The Acorn in Haggerston has became the latest Hackney pub to secure Asset of Community Value, or ACV, status – effectively saving it from demolition.
An application to knock down the early Victorian building in Queensbridge Road was registered by Hackney Council in October.
The Campaign for Real Ale (CAMRA) swiftly nominated it for inclusion on a register of buildings with ACV protection.
James Watson, the East London pubs protection officer for the Campaign for Real Ale, told the Hackney Citizen this bid had succeeded.
He added: “To my knowledge, this is a first case in London, if not the whole country, where an ACV nomination has prevented the demolition of a building. We’ve effectively saved the Acorn.”
According to CAMRA, the first recorded licensed use of the Acorn was in 1839, and it is believed that the current building was constructed at around this time.
In a letter to the council, Watson argued that the Acorn had great historic and community value.
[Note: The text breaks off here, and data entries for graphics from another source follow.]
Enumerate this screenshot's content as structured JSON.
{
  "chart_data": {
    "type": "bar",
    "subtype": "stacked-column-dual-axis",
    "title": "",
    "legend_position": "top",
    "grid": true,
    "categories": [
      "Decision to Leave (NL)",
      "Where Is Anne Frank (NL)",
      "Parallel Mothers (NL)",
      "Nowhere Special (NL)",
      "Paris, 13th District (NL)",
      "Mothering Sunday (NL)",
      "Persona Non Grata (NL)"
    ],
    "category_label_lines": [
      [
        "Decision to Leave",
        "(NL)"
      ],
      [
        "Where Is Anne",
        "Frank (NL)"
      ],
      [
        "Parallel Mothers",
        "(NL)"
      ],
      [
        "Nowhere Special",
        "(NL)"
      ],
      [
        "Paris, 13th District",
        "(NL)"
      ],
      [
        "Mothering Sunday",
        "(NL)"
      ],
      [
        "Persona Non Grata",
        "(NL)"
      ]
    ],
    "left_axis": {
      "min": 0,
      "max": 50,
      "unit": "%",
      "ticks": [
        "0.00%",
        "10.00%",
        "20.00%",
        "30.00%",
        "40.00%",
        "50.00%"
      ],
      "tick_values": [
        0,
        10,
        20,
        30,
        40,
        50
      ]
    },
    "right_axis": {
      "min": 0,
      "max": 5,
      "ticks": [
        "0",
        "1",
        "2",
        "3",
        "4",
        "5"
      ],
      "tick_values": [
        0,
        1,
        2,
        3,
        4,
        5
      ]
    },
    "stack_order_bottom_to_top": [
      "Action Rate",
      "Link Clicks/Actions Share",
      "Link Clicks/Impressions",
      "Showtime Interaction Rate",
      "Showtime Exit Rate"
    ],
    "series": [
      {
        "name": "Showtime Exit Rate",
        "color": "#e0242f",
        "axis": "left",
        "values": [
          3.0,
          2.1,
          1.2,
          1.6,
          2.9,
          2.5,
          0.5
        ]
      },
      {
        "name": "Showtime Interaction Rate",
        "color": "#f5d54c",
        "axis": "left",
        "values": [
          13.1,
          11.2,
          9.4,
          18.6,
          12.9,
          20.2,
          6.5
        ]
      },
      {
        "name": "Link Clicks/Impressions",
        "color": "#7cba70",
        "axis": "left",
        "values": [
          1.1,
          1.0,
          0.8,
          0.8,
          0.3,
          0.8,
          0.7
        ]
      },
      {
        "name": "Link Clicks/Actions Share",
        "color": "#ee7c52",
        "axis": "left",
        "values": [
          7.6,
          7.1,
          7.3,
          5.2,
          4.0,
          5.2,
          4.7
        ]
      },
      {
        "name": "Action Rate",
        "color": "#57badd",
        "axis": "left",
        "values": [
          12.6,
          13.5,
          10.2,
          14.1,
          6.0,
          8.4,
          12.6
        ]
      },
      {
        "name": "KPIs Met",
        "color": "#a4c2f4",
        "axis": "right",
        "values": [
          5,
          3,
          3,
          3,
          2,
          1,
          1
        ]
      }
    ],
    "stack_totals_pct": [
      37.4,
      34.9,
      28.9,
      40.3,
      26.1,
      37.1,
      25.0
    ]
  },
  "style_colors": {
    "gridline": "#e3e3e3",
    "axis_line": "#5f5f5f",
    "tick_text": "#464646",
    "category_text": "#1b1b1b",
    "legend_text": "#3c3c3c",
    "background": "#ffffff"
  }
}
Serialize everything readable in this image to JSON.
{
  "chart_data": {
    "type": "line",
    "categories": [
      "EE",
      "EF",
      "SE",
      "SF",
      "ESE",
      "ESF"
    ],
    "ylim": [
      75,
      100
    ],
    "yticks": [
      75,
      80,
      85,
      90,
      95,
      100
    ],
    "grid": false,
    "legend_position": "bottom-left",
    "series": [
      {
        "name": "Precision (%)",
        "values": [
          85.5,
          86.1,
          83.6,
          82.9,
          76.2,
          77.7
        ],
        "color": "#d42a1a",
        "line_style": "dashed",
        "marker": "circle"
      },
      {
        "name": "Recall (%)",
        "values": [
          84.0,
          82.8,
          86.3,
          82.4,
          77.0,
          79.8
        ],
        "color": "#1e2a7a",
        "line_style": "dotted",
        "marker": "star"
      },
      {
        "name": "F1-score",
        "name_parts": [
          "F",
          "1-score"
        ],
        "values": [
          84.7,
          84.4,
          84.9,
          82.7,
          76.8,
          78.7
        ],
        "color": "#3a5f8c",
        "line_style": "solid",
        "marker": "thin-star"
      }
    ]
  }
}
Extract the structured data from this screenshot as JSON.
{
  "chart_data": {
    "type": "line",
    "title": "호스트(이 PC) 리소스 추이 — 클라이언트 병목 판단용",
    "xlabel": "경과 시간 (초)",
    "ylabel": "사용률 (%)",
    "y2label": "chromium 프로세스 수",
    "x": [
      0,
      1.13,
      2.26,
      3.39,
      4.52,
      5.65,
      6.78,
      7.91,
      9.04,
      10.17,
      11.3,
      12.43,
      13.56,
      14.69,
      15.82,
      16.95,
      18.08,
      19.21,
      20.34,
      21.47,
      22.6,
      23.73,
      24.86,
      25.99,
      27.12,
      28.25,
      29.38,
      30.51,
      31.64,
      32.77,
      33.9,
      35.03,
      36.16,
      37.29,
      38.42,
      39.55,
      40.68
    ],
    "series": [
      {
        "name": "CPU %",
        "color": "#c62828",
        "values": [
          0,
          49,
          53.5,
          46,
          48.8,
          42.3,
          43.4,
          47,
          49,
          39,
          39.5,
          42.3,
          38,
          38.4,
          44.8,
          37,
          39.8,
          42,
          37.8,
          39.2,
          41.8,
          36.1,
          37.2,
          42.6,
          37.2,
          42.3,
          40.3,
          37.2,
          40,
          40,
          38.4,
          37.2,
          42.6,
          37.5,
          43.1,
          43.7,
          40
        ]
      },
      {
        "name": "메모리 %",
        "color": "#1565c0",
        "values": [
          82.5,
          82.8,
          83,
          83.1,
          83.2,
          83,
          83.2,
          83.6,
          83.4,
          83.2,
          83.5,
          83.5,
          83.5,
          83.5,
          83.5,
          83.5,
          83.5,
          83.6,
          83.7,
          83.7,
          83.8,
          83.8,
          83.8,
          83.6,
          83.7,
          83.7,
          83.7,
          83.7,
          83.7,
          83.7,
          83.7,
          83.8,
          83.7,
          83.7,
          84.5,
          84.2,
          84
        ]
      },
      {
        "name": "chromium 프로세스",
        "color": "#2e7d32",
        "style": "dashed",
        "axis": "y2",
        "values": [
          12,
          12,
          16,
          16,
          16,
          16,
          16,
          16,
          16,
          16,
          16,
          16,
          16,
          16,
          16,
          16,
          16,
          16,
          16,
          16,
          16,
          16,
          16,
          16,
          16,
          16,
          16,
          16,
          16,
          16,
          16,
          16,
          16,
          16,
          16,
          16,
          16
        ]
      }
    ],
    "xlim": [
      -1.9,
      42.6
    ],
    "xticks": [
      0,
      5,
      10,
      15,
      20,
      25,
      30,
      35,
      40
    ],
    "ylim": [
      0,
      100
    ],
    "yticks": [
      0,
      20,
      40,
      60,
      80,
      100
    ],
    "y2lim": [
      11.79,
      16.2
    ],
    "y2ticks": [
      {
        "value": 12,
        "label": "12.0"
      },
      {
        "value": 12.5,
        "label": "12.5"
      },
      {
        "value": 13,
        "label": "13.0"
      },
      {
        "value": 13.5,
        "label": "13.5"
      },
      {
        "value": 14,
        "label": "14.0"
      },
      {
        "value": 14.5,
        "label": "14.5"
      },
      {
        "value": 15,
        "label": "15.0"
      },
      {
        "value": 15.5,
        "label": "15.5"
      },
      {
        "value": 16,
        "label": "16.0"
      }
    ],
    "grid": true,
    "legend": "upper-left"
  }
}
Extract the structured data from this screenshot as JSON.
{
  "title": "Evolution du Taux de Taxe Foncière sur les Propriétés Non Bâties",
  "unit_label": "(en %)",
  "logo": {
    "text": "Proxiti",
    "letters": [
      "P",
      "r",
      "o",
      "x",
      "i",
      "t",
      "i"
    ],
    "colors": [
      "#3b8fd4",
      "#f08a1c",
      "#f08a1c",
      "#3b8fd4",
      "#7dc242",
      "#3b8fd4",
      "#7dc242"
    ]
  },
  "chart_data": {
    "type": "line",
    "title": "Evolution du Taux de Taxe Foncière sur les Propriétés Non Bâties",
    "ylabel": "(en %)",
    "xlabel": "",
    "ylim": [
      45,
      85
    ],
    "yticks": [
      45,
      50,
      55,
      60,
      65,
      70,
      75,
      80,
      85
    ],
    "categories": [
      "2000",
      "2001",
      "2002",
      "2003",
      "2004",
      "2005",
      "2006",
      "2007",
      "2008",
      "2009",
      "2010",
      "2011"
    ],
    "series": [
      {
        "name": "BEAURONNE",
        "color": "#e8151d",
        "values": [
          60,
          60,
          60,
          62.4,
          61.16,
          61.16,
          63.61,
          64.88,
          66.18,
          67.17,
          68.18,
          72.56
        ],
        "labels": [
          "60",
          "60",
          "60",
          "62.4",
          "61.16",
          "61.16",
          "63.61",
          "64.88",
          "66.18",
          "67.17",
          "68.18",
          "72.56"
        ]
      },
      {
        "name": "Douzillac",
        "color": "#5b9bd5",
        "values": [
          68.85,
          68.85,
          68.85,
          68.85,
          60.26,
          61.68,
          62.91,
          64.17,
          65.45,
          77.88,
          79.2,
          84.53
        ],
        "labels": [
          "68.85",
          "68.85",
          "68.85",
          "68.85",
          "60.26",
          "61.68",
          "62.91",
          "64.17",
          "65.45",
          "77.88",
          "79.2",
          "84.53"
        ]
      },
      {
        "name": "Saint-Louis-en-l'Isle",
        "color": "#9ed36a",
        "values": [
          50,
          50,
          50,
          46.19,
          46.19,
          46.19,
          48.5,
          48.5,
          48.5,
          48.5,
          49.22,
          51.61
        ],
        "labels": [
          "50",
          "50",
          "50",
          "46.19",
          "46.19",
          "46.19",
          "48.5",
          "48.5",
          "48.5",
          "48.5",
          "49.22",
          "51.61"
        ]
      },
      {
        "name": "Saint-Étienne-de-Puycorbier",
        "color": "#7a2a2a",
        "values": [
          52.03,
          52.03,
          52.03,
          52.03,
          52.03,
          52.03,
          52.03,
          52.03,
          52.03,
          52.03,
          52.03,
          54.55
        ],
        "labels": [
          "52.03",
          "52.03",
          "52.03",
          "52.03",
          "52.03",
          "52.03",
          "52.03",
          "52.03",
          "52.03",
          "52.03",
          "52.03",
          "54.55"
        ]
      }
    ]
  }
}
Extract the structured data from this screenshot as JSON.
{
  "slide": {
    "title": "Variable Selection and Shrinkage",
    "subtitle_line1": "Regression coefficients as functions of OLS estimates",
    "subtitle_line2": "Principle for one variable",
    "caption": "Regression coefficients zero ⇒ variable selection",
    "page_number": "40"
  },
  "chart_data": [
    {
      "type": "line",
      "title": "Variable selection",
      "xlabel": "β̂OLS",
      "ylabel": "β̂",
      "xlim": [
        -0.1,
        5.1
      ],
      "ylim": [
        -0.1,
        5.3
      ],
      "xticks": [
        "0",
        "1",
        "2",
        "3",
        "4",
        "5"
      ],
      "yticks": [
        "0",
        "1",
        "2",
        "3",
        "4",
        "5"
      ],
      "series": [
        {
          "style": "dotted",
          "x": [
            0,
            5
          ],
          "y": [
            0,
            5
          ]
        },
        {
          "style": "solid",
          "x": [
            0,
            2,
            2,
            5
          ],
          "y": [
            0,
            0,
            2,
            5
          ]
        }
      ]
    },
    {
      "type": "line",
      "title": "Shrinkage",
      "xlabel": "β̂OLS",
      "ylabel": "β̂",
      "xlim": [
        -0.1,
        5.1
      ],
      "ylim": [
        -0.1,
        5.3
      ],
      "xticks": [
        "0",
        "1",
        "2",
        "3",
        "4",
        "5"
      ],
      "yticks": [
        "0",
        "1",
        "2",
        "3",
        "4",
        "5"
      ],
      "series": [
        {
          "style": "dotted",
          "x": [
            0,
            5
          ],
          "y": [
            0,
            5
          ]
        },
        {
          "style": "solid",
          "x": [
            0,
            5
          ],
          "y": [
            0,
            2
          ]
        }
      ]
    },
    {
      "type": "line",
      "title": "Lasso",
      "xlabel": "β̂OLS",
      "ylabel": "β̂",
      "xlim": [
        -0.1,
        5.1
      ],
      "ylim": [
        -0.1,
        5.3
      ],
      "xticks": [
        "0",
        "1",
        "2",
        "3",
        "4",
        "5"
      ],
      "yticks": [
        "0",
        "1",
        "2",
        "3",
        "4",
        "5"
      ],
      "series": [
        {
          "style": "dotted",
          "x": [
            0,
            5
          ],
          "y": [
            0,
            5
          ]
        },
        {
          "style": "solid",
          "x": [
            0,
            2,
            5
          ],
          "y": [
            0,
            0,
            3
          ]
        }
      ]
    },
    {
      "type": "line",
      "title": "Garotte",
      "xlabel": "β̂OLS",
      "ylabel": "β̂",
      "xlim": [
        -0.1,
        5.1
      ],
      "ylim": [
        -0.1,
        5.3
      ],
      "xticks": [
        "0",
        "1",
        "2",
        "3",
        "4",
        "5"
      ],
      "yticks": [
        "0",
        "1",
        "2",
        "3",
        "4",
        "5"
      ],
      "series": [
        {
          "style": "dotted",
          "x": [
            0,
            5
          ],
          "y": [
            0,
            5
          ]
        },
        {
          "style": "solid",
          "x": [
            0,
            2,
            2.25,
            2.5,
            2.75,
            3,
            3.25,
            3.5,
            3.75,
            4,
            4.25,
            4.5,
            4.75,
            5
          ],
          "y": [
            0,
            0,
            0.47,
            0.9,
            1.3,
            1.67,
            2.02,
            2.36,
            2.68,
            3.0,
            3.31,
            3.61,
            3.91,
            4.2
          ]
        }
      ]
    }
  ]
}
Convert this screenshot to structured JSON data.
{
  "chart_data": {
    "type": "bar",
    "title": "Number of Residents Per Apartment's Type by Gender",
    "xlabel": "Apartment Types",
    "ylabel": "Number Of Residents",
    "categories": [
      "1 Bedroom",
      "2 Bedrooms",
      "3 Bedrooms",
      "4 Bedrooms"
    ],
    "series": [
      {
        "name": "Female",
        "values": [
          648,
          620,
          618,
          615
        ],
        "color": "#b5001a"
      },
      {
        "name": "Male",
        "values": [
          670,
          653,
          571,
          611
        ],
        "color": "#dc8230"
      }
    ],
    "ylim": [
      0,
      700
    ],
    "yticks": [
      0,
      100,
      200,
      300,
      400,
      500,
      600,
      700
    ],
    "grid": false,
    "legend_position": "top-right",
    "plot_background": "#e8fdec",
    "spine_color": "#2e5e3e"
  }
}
He added: “Despite not embracing the incomers to Hackney or availing itself of the copious volumes of quality craft beer brewed in the borough, the Acorn had its own regular following.
“These were locals who would gather on a weeknight to catch up with neighbours, the Saturday and Sunday afternoon sporting crowd from football in the autumn to national hunt racing in the spring, and warblers at the famed karaoke at weekends.”
The pub closed earlier this year but now looks likely to reopen in the near future under new management.